The cage held for twenty seconds. Inside, the beast went berserk, ramming the walls with its head and slashing with its elbow-spikes. It was all for nothing. The walls dented and fractured, but they never gave way.

Eventually, the creature simply dissolved into black mist and cinders. The merchant was gone, replaced by a small pile of dark ash.

“Well, that was unexpected. Guess we can keep moving,” Rem said, letting the divine light fade from his weapon.

Enkrid lowered his sword and turned to Esther. She hadn’t blinked. Her pupils were wide, fixed on something far beyond the immediate room. A dark void seemed to be growing in the center of her blue eyes, pulling everything toward it.

“Esther.”

Enkrid’s voice acted as an anchor. Her pupils slowly returned to their normal size as the *Phantasia* faded, and she was pulled back into the cold light of day. As the dream vanished, a wave of vertigo took its place. Her body swayed from the sheer exhaustion of her mana reserves, but she was caught before she could hit the floor. She didn’t need to check who was holding her.

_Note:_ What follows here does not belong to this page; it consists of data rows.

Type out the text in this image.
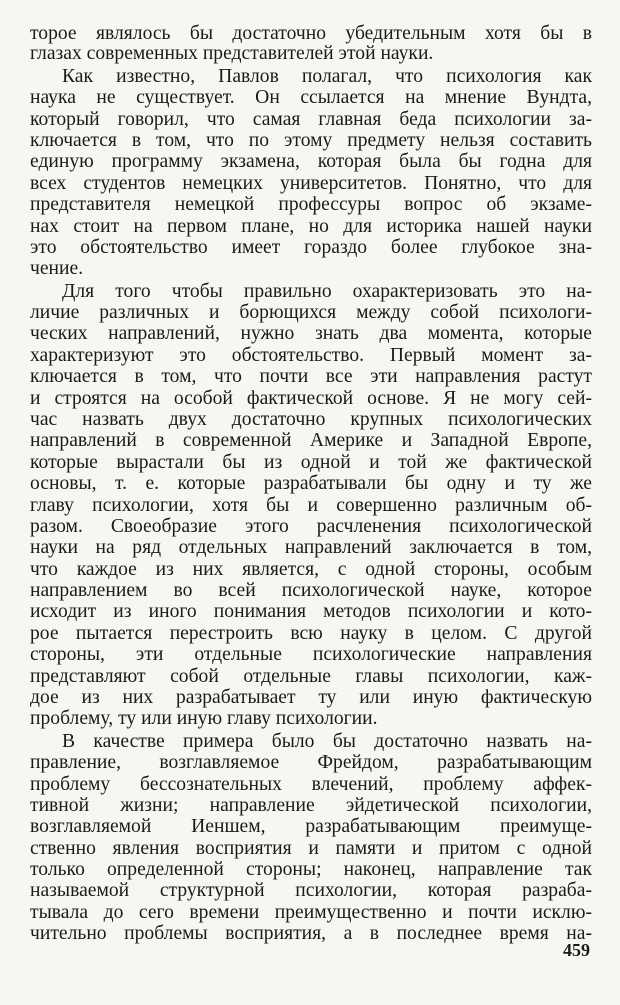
торое являлось бы достаточно убедительным хотя бы в
глазах современных представителей этой науки.
Как известно, Павлов полагал, что психология как
наука не существует. Он ссылается на мнение Вундта,
который говорил, что самая главная беда психологии за-
ключается в том, что по этому предмету нельзя составить
единую программу экзамена, которая была бы годна для
всех студентов немецких университетов. Понятно, что для
представителя немецкой профессуры вопрос об экзаме-
нах стоит на первом плане, но для историка нашей науки
это обстоятельство имеет гораздо более глубокое зна-
чение.
Для того чтобы правильно охарактеризовать это на-
личие различных и борющихся между собой психологи-
ческих направлений, нужно знать два момента, которые
характеризуют это обстоятельство. Первый момент за-
ключается в том, что почти все эти направления растут
и строятся на особой фактической основе. Я не могу сей-
час назвать двух достаточно крупных психологических
направлений в современной Америке и Западной Европе,
которые вырастали бы из одной и той же фактической
основы, т. е. которые разрабатывали бы одну и ту же
главу психологии, хотя бы и совершенно различным об-
разом. Своеобразие этого расчленения психологической
науки на ряд отдельных направлений заключается в том,
что каждое из них является, с одной стороны, особым
направлением во всей психологической науке, которое
исходит из иного понимания методов психологии и кото-
рое пытается перестроить всю науку в целом. С другой
стороны, эти отдельные психологические направления
представляют собой отдельные главы психологии, каж-
дое из них разрабатывает ту или иную фактическую
проблему, ту или иную главу психологии.
В качестве примера было бы достаточно назвать на-
правление, возглавляемое Фрейдом, разрабатывающим
проблему бессознательных влечений, проблему аффек-
тивной жизни; направление эйдетической психологии,
возглавляемой Иеншем, разрабатывающим преимуще-
ственно явления восприятия и памяти и притом с одной
только определенной стороны; наконец, направление так
называемой структурной психологии, которая разраба-
тывала до сего времени преимущественно и почти исклю-
чительно проблемы восприятия, а в последнее время на-
459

“One of those men seemed to know who we were,” Enkrid noted, recalling the words of the man in the black hat. He had waited until the threat was gone to bring it up.

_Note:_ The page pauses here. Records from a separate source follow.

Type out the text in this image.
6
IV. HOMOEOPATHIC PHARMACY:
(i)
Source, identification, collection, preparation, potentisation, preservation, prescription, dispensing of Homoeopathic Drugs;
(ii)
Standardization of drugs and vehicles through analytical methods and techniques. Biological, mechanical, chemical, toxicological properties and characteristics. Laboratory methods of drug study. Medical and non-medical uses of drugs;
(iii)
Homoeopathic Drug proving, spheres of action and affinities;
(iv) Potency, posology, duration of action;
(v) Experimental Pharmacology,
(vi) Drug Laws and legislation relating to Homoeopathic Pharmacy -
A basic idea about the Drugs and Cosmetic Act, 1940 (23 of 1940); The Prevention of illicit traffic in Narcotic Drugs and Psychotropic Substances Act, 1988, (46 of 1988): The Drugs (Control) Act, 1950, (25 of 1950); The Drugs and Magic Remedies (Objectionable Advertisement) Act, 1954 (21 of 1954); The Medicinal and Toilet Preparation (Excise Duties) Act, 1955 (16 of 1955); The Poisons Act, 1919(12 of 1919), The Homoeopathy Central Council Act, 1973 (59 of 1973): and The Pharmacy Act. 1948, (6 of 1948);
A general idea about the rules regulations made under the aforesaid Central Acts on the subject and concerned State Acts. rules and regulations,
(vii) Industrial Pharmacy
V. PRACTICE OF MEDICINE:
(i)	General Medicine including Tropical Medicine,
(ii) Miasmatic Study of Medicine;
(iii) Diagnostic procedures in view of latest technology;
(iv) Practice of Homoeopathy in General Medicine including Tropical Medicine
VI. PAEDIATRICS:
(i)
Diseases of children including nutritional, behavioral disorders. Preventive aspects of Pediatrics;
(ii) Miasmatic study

“Some mages might come looking for us because of him,” Esther replied softly.

“I understand.”

As she spoke, Esther felt her words moving independently of her logic. She had never been the type to rely on another person, yet her instincts drove her to say something she barely understood herself.

“You’ll be behind me, right?”

It was a request for protection, plain and simple.

“Of course,” Enkrid answered. His response was as sharp and direct as a sword stroke. No hesitation, no doubt.

The weight of those words might have made Esther blush, but—

“Seriously, who is protecting whom at this point?” Rem chimed in, ruining the moment with perfect timing.

For a brief second, Esther wondered how a man like Rem had managed to find a wife and father a child, but the thought passed.

“I can’t walk,” she said instead.

Enkrid gathered her into his arms. Despite the massive power she had just unleashed, she felt incredibly light.

Far away, in the heart of the fairy city, word of these events reached the one resting by the Fountain of Life.